Adaptive Semantic Cache + Chengeta AI
Auto-tune the similarity threshold based on observed hit rate — no manual threshold tuning required.
Install
pip install 'chengeta-ai[vector-faiss]'
Example
import numpy as np
from chengeta_ai.backends.memory_backend import InMemoryBackend
from chengeta_ai.backends.vector_backend import FAISSBackend
from chengeta_ai.layers.adaptive_semantic_cache import AdaptiveSemanticCache
# Simple deterministic embedder for demo
def embed(text: str) -> np.ndarray:
rng = np.random.default_rng(hash(text) % (2**32))
return rng.random(128).astype(np.float32)
cache = AdaptiveSemanticCache(
exact_backend=InMemoryBackend(),
vector_backend=FAISSBackend(dim=128),
embed_fn=embed,
threshold=0.90, # starting threshold
target_hit_rate=0.35, # self-tune toward 35% hits
adjustment_interval=10, # re-tune every 10 lookups
threshold_min=0.70,
threshold_max=0.99,
max_turn_count=5, # skip semantic for > 5-turn chats
)
# Populate
cache.set("What is the capital of France?", "Paris")
cache.set("What is semantic caching?", "Caching by meaning.")
# Exact hit
print(cache.get("What is the capital of France?")) # "Paris"
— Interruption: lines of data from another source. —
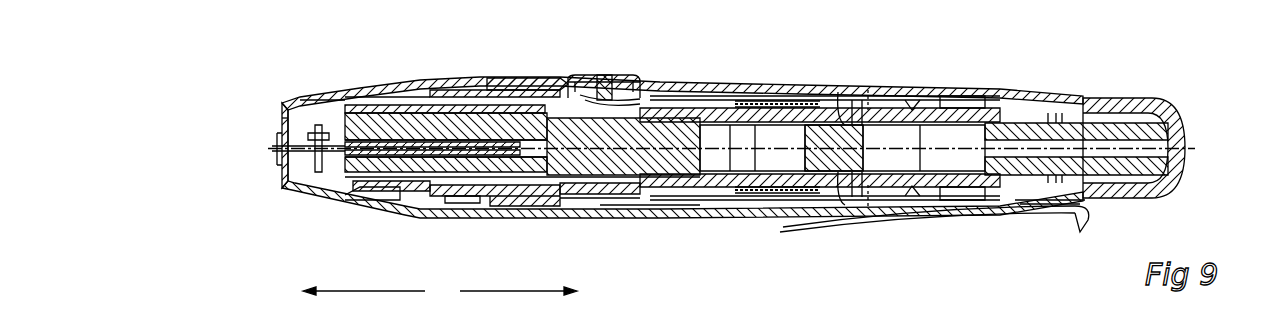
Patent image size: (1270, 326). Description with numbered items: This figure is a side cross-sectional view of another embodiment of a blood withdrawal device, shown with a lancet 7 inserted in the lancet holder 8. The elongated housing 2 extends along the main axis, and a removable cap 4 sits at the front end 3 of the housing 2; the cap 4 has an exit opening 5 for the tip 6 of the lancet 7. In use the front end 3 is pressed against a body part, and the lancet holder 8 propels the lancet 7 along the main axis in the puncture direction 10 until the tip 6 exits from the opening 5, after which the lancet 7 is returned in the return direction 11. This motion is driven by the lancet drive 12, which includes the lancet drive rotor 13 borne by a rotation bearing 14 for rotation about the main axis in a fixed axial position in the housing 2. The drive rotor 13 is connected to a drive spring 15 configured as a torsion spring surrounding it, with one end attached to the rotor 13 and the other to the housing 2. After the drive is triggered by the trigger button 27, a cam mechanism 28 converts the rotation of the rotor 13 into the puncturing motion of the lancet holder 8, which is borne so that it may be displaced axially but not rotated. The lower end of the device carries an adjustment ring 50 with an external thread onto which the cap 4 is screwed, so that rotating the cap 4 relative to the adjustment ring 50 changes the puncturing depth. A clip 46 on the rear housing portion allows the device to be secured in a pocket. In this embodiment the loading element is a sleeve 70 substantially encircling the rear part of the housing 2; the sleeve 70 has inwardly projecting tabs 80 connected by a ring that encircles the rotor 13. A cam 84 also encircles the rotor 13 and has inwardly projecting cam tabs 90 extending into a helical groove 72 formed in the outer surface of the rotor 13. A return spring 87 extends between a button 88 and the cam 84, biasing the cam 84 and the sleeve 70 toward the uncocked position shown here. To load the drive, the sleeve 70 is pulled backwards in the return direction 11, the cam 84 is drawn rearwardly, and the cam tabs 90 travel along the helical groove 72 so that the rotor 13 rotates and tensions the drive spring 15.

The housing 2 is at (525, 79).
The front end 3 is at (282, 118).
The cap 4 is at (353, 203).
The exit opening 5 is at (274, 152).
The tip 6 is at (307, 158).
The lancet 7 is at (433, 160).
The lancet holder 8 is at (513, 167).
The puncture direction 10 is at (355, 292).
The return direction 11 is at (513, 292).
The lancet drive 12 is at (763, 157).
The lancet drive rotor 13 is at (874, 100).
The rotation bearing 14 is at (748, 218).
The drive spring 15 is at (763, 98).
The trigger button 27 is at (595, 74).
The cam mechanism 28 is at (712, 92).
The clip 46 is at (1052, 228).
The adjustment ring 50 is at (457, 210).
The sleeve 70 is at (843, 90).
The helical groove 72 is at (962, 108).
The tabs 80 is at (856, 108).
The cam 84 is at (917, 100).
The return spring 87 is at (1032, 110).
The button 88 is at (1133, 100).
The cam tabs 90 is at (864, 104).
# Semantic hit (similar wording)
print(cache.get("Capital city of France?")) # "Paris" (if above threshold)
# Multi-turn guard — turn_count > max_turn_count skips semantic lookup
print(cache.get("Tell me more", turn_count=6)) # None (skipped)
print(f"Current threshold: {cache.current_threshold:.3f}")
With real embeddings
from sentence_transformers import SentenceTransformer
model = SentenceTransformer("all-MiniLM-L6-v2")
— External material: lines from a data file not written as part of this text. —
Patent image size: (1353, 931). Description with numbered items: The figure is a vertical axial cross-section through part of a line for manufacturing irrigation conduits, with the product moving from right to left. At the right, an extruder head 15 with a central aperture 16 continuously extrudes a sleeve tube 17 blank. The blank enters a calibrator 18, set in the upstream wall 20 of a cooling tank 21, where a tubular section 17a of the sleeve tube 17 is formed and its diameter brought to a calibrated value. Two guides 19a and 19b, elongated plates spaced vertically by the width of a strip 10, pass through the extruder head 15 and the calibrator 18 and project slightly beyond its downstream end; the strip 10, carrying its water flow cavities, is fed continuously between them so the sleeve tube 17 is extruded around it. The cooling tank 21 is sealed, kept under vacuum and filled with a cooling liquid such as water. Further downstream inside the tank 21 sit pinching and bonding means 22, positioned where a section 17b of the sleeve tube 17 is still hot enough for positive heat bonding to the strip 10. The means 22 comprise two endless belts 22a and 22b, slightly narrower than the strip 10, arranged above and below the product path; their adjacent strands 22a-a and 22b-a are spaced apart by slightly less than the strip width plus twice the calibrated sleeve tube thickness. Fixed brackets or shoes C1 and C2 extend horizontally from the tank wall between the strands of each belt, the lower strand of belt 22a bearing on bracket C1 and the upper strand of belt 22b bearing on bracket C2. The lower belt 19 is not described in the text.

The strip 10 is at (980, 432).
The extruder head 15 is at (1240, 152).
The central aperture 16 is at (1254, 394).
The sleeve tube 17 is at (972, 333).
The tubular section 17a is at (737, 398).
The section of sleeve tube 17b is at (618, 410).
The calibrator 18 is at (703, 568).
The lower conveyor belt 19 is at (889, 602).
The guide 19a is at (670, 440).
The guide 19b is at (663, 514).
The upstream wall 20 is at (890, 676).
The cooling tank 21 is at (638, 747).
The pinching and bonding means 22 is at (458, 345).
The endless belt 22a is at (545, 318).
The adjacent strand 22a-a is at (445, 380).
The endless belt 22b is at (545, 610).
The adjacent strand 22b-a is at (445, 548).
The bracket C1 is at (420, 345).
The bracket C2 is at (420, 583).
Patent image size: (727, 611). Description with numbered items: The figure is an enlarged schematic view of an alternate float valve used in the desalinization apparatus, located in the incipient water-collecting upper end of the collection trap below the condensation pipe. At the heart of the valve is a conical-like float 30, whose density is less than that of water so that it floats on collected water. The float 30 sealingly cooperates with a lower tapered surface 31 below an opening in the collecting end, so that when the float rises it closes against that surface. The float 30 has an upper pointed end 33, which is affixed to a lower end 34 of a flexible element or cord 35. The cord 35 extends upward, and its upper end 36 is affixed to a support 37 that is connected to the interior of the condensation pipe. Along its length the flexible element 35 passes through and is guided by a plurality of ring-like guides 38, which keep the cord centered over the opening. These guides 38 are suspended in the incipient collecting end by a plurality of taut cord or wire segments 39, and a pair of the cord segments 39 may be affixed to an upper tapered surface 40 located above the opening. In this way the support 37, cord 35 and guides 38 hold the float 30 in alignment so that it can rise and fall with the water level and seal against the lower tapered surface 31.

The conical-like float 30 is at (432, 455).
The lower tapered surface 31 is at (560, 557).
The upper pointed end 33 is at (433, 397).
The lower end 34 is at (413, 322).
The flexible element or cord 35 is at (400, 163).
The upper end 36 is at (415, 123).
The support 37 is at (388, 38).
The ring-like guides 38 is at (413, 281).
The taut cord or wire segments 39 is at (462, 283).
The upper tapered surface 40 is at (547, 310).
cache = AdaptiveSemanticCache(
exact_backend=InMemoryBackend(),
vector_backend=FAISSBackend(dim=384),
embed_fn=lambda text: model.encode(text),
target_hit_rate=0.35,
max_turn_count=5,
)
Why adaptive?
Production semantic caches hit only 20–45% of traffic with a fixed threshold. AdaptiveSemanticCache observes your actual hit rate and nudges the threshold automatically — higher if too many false negatives, lower if false positives appear.